Par ordonnance de référé en date du 3 mai 2022, le Docteur [U] [V] a été désigné en qualité d’expert. Il était alloué à [S] [C] une provision à valoir sur son préjudice corporel d’un montant de 1.500€.
L’expert a déposé son rapport le 15 mai 2023.
Ses conclusions médico légales sont les suivantes:
o DFTP Classe II : du 19/07/2018 au 09/08/2018
o DFTP Classe I : du 10/08/2018 au 11/01/2019
o Souffrances endurées : 2,5/7
o PET : 1,5/7 pendant Classe II
o AIPP : 3%
o Aide Humaine : 3h/semaine pendant Classe II
o Consolidation : 11/01/2019
Par actes de commissaire de justice en date des 1er et 5 décembre 2023, [S] [C] a fait citer MACIF et son assureur afin d’obtenir réparation de son préjudice et la CPAM des Bouches du Rhône en déclaration de jugement commun.
En ses dernières conclusions notifiées par RPVA le 1er septembre 2025 [S] [C] demande la réparation de son préjudice et de condamner la MACIF avec le bénéfice de l’exécution provisoire à lui payer la somme totale de 29.907 € ainsi détaillée :
Assistance à expertise 840 €
Aide humaine temporaire 227 €
Déficit temporaire 840 €
Souffrances Endurées 6.000 €
DFP 12.000 €
PET 1.500 €
Préjudice d’agrément 10.000 €
Provision à déduire – 1.500 €
Total 29.907,00 €
La somme de 2.000 € par application de l’article 700 du code de procédure civile.
Il sollicite en outre le doublement des intérêts légaux pour offre manifestement insuffisante et incomplète.
Dans ses dernières conclusions notifiées par RPVA le 21 août 2025, la MACIF conclut à la réduction significative des sommes à accorder à [S] [C]. Elle s’oppose à la demande au titre de l’article 700 du CPC.
La CPAM DES BOUCHES-DU-RHÔNE régulièrement assignée, n’a pas constitué avocat.
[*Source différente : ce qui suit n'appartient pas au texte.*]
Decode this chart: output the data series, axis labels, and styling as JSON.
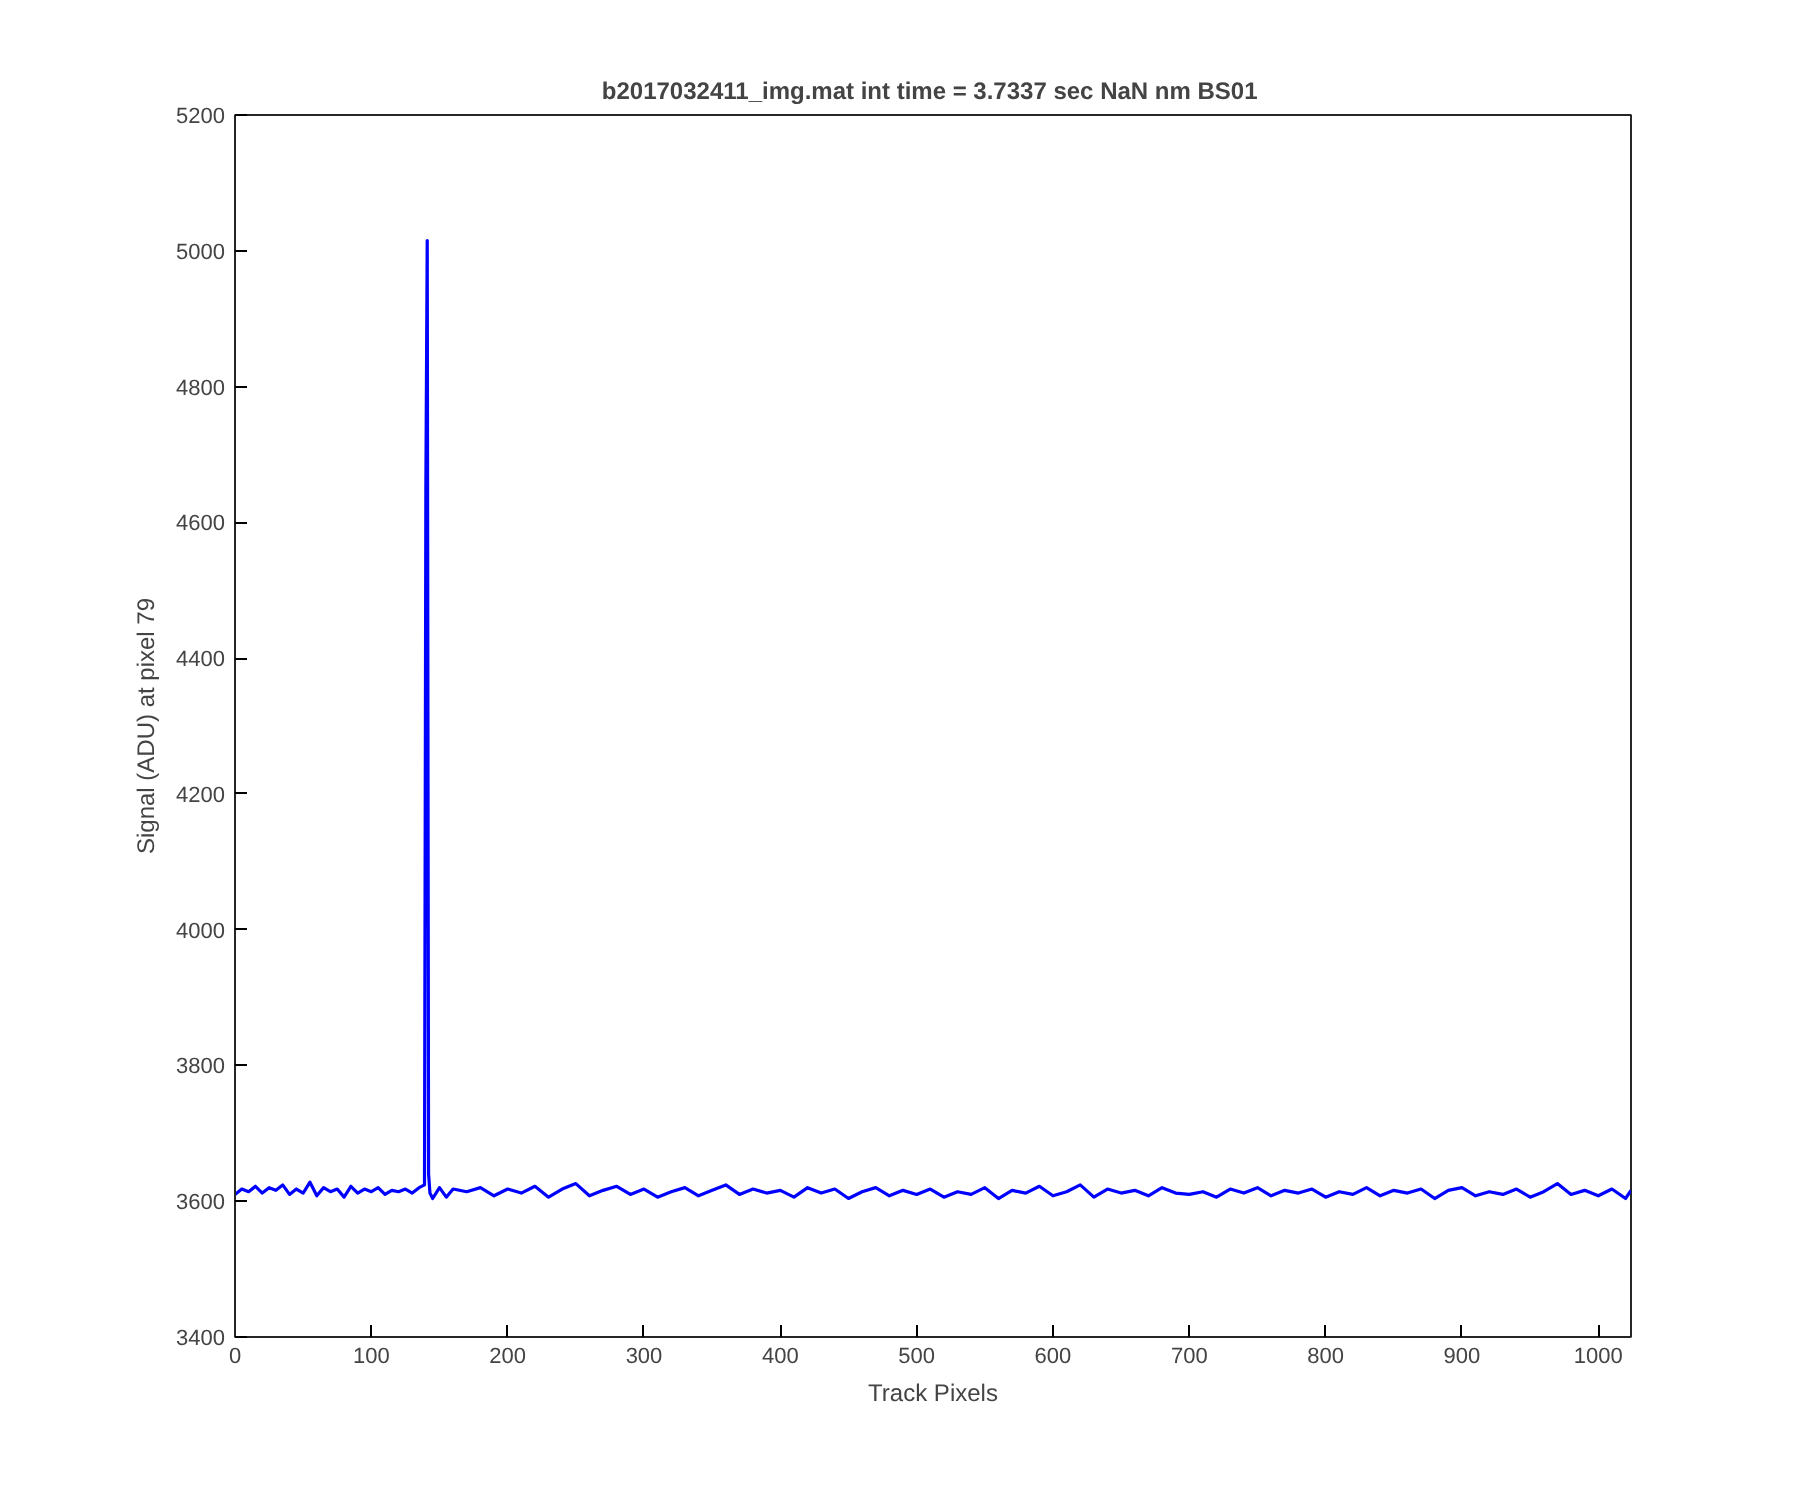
{
  "chart_data": {
    "type": "line",
    "title": "b2017032411_img.mat int time = 3.7337 sec  NaN nm BS01",
    "xlabel": "Track Pixels",
    "ylabel": "Signal (ADU) at pixel 79",
    "series": [
      {
        "color": "#0000ff",
        "x": [
          0,
          5,
          10,
          15,
          20,
          25,
          30,
          35,
          40,
          45,
          50,
          55,
          60,
          65,
          70,
          75,
          80,
          85,
          90,
          95,
          100,
          105,
          110,
          115,
          120,
          125,
          130,
          135,
          139,
          140,
          141,
          142,
          143,
          145,
          150,
          155,
          160,
          170,
          180,
          190,
          200,
          210,
          220,
          230,
          240,
          250,
          260,
          270,
          280,
          290,
          300,
          310,
          320,
          330,
          340,
          350,
          360,
          370,
          380,
          390,
          400,
          410,
          420,
          430,
          440,
          450,
          460,
          470,
          480,
          490,
          500,
          510,
          520,
          530,
          540,
          550,
          560,
          570,
          580,
          590,
          600,
          610,
          620,
          630,
          640,
          650,
          660,
          670,
          680,
          690,
          700,
          710,
          720,
          730,
          740,
          750,
          760,
          770,
          780,
          790,
          800,
          810,
          820,
          830,
          840,
          850,
          860,
          870,
          880,
          890,
          900,
          910,
          920,
          930,
          940,
          950,
          960,
          970,
          980,
          990,
          1000,
          1010,
          1020,
          1024
        ],
        "values": [
          3610,
          3618,
          3614,
          3622,
          3612,
          3620,
          3616,
          3624,
          3610,
          3618,
          3612,
          3628,
          3608,
          3620,
          3614,
          3618,
          3606,
          3622,
          3612,
          3618,
          3614,
          3620,
          3610,
          3616,
          3614,
          3618,
          3612,
          3620,
          3624,
          4650,
          5015,
          3640,
          3612,
          3604,
          3620,
          3606,
          3618,
          3614,
          3620,
          3608,
          3618,
          3612,
          3622,
          3606,
          3618,
          3626,
          3608,
          3616,
          3622,
          3610,
          3618,
          3606,
          3614,
          3620,
          3608,
          3616,
          3624,
          3610,
          3618,
          3612,
          3616,
          3606,
          3620,
          3612,
          3618,
          3604,
          3614,
          3620,
          3608,
          3616,
          3610,
          3618,
          3606,
          3614,
          3610,
          3620,
          3604,
          3616,
          3612,
          3622,
          3608,
          3614,
          3624,
          3606,
          3618,
          3612,
          3616,
          3608,
          3620,
          3612,
          3610,
          3614,
          3606,
          3618,
          3612,
          3620,
          3608,
          3616,
          3612,
          3618,
          3606,
          3614,
          3610,
          3620,
          3608,
          3616,
          3612,
          3618,
          3604,
          3616,
          3620,
          3608,
          3614,
          3610,
          3618,
          3606,
          3614,
          3626,
          3610,
          3616,
          3608,
          3618,
          3604,
          3616
        ]
      }
    ],
    "xlim": [
      0,
      1024
    ],
    "xticks": [
      0,
      100,
      200,
      300,
      400,
      500,
      600,
      700,
      800,
      900,
      1000
    ],
    "ylim": [
      3400,
      5200
    ],
    "yticks": [
      3400,
      3600,
      3800,
      4000,
      4200,
      4400,
      4600,
      4800,
      5000,
      5200
    ],
    "grid": false,
    "marker": "none",
    "line_style": "solid"
  }
}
Il sera statué par jugement réputé contradictoire par application de l’article 474 du Code de Procédure Civile.
L’ordonnance de clôture a été rendue le 4/11/2024 avec effet différé au 19/11/2025.
MOTIFS DE LA DÉCISION
Sur le droit à indemnisation
L’article 3 la loi du 5 juillet 1985 dispose les victimes hormis les conducteurs des véhicules terrestres à moteur, sont indemnisées des dommages résultant des atteintes à leur personne qu'=elles ont subis, sans que puisse leur être opposée leur propre faute à l’exception de leur faute inexcusable si elle a été la cause exclusive de l’accident
Le droit à indemnisation n’est pas contesté, en conséquence le droit à réparation de [S] [C] est entier.
Sur la réparation du préjudice
Les conclusions de l’expert admises par les parties qui reposent sur un examen complet, attentif et sérieux de l’ensemble des préjudices de [S] [C] constituent une juste appréciation du dommage corporel qu’il a subi. Il convient donc de les retenir pour procéder à l’évaluation du préjudice de celui-ci.
Au vu de l’ensemble des éléments produits aux débats, le préjudice subi par [S] [C] sera réparé ainsi qu’il suit, étant observé qu’en application de l’article 25 de la loi du 21 décembre 2006, d’application immédiate, le recours subrogatoire des tiers payeurs s’exerce poste par poste sur les seules indemnités qui réparent des préjudices qu’ils ont pris en charge, à l’exclusion des préjudices à caractère personnel.
Il convient en outre de rappeler qu’il y a lieu de rétablir aussi exactement que possible l’équilibre détruit par le dommage et de placer la victime dans la situation où elle se serait trouvée si l’acte dommageable n’avait pas eu lieu.
Sur les préjudices patrimoniaux temporaires
Sur les frais divers (frais de médecin conseil)
[S] [C] justifie avoir exposé la somme de 840€ au titre de frais d’assistance à l’expertise par un médecin. La demande non contestée sera accueillie.
Sur les frais divers (assistance par une tierce personne)
Il s’agit d’indemniser la victime du coût lié à la nécessité de se faire assister par une tierce personne l’assistant dans les démarches et plus généralement les actes de la vie quotidienne, préserver sa sécurité, contribuer à restaurer sa dignité et suppléer sa perte d’autonomie, pendant sa période d’arrêt d’activités et jusqu’à la consolidation.
Il convient de rappeler que l’indemnité allouée au titre de l’assistance d’une tierce personne ne saurait être réduite en cas d’assistance par un proche de la victime et l’indemnisation ne peut être subordonnée à la production de justificatifs des dépenses effectives. En revanche ,le montant de l’indemnisation d’une tierce personne tenant en une aide familiale peut être calculée sur une base horaire distincte de celle réalisée par une aide extérieure, notamment en défalquant une partie des charges sociales et des frais de gestion des associations d’aides à la personne.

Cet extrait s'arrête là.